Lorsque l'on évoque une bosse sur un véhicule, la première question porte souvent sur le coût de la réparation. Pourtant, pour un professionnel, la véritable dépense se situe souvent ailleurs.
Une imperfection esthétique peut ralentir la vente d'un véhicule, alimenter les négociations ou prolonger son immobilisation sur un parc. Chaque jour supplémentaire représente des coûts indirects : financement du stock, occupation d'espace, mobilisation des équipes et diminution de la rotation des véhicules.
À l'échelle d'une concession ou d'un gestionnaire de flotte, ces coûts cachés peuvent rapidement dépasser le montant d'une intervention de remise en état.
C'est pourquoi les professionnels raisonnent aujourd'hui davantage en coût global qu'en coût de réparation. Leur objectif est de remettre rapidement un véhicule dans un état optimal afin qu'il retrouve immédiatement son potentiel commercial.

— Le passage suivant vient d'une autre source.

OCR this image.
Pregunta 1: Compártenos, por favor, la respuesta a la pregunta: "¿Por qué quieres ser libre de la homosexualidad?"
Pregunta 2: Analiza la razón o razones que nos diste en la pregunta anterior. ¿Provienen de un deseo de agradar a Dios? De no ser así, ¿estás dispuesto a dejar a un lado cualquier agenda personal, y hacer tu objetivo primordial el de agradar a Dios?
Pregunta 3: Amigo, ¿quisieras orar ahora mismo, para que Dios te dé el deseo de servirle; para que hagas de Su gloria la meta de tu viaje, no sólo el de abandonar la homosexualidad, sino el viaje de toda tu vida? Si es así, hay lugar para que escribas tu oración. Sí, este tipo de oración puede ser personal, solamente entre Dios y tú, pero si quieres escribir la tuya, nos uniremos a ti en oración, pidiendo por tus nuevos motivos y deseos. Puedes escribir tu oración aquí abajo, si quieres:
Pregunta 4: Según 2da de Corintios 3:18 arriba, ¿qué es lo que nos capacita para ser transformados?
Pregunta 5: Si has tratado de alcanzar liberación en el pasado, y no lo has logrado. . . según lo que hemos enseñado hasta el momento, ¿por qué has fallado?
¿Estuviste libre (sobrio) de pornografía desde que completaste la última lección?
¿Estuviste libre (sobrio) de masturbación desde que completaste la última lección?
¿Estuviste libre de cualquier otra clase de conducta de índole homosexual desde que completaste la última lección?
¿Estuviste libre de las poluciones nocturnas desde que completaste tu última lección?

Le débosselage sans peinture répond à cette logique. Lorsqu'il est adapté au dommage, il permet une intervention rapide tout en conservant la peinture d'origine, limitant ainsi les délais d'immobilisation.
Dans un marché où les marges sont sous pression, préserver la valeur d'un véhicule ne consiste plus seulement à réparer une bosse. Il s'agit surtout d'éviter tout ce qu'elle peut coûter tant qu'elle reste visible.